In response to the arrest, the New Jersey Star-Ledger has published an editorial maintaining that the arrests in this case shouldn't stop with Fugee. The Star-Ledger writes:
But remember, he [i.e., Fugee] wasn’t the only one who signed off on this agreement and then broke it. The archdiocese did, too. The prosecutor should press forward with this investigation and consider charging Myers with contempt, as well. This, however, would require a finding that Myers knowingly violated the agreement. Has he been questioned? He should be.
So should others in his inner circle. There can be no free pass for the hierarchy here. At the very least, Myers should step down. His behavior has prompted widespread outrage even within the church, because he repeatedly protected Fugee.

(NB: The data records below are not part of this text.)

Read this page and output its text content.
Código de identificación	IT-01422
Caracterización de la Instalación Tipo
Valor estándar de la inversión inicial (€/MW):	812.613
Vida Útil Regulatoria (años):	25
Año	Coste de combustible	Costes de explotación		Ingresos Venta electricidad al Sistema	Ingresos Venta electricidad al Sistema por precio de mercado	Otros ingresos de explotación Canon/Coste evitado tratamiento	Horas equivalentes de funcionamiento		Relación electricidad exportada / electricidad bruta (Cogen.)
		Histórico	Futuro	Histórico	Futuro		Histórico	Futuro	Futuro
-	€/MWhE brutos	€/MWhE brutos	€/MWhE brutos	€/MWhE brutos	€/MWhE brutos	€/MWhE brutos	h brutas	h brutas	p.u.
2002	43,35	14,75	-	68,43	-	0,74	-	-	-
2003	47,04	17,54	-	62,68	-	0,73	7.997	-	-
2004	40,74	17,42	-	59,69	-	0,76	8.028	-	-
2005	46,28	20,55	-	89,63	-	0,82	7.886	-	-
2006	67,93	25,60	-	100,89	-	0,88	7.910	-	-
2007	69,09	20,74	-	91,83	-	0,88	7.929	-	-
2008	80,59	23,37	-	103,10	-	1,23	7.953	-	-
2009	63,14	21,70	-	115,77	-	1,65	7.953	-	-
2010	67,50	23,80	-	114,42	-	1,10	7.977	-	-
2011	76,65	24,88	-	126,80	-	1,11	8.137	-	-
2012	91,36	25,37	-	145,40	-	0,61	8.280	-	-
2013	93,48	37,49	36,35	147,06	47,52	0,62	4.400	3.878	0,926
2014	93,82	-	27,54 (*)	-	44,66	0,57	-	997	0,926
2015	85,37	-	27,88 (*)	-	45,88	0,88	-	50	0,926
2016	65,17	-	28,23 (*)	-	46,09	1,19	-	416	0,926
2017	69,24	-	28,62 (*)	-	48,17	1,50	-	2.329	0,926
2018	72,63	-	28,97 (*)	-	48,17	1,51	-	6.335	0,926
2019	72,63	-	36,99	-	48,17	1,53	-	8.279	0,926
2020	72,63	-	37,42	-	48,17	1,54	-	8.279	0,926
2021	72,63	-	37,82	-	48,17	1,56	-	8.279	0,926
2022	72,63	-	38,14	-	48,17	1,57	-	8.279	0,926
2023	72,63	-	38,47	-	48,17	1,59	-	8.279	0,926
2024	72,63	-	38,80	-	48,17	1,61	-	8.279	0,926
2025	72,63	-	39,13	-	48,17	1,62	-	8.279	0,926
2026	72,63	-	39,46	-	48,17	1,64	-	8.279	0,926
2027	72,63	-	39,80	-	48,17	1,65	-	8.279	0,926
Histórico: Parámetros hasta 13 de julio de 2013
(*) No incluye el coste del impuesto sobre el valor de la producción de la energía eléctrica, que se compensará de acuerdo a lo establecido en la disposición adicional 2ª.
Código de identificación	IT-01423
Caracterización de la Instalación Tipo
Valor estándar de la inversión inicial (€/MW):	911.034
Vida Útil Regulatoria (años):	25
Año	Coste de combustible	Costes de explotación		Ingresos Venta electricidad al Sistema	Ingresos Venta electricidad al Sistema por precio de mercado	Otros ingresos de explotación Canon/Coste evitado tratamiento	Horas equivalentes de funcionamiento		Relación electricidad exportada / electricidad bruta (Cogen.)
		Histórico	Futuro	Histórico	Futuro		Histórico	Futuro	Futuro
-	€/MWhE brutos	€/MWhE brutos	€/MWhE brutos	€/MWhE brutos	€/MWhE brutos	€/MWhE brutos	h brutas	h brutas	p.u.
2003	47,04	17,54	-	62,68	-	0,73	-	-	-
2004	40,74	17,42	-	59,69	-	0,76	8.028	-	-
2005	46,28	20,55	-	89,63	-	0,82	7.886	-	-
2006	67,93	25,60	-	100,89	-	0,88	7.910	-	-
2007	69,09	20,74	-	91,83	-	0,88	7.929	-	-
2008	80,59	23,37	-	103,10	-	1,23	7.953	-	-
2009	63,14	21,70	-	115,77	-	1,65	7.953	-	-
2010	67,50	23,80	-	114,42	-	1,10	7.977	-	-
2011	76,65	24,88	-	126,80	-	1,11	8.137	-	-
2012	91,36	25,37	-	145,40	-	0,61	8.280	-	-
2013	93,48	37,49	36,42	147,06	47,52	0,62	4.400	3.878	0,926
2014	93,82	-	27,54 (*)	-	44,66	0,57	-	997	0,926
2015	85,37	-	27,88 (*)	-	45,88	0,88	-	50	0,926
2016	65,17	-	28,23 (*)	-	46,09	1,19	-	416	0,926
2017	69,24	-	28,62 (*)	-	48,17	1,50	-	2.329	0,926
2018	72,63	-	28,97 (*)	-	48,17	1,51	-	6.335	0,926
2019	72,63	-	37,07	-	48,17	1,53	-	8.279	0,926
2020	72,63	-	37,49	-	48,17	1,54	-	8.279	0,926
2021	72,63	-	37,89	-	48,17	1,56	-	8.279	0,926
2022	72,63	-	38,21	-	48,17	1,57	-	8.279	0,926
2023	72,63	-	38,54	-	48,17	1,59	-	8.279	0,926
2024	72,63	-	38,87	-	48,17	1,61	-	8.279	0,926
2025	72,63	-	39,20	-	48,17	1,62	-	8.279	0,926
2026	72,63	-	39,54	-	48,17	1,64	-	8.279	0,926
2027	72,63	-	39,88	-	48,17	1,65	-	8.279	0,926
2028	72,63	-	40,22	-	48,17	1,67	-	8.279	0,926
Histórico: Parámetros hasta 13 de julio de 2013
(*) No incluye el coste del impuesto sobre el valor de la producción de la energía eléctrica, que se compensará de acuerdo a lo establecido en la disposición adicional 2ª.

And they're right. I think it will be a cold day in hell before Myers steps down, however. What remains to be seen--what many of us Catholics are watching for before we begin to buy into the hopey-changey rhetoric about the new pope--is how Pope Francis will deal with bishops like Finn in Kansas City and Myers in Newark.
That they need to be dealt with not only by the criminal justice system--as criminals--but by top church officials who recognize in a public way the unsuitability of these bishops to exercise pastoral leadership in the church is painfully obvious to many Catholics. Whether Francis does what he needs to do with these bishops, however, remains something to be seen--or not seen, as the case may be.
Meanwhile, mess around with adult males and have that become public, as Cardinal O'Brien did, and you'll be out on your ear in a New York minute. I'm not in the least defending O'Brien or what Colleen Baker succinctly calls the "sick expression" of the "homosexual lifestyle" in the Catholic priesthood. (Colleen is obviously differentiating the sick expression of homosexuality in the priesthood in which closeted and self-loathing gay priests and hierarchical figures attack other gay folks to divert attention from themselves, from a healthy expression of homosexuality in which a priest would accept his sexual orientation as a God-given part of his nature and would affirm other gay folks as a result. Father Gary Meier of St. Louis is modeling the latter right now--and see also here.)
I'm just saying: there are glaring, obvious, unjust discrepancies in the way the Catholic hierarchy treats sexual transgressions involving even consenting adults, and how it treats criminal behavior by bishops who endanger children. Particularly when those transgressions are gay ones.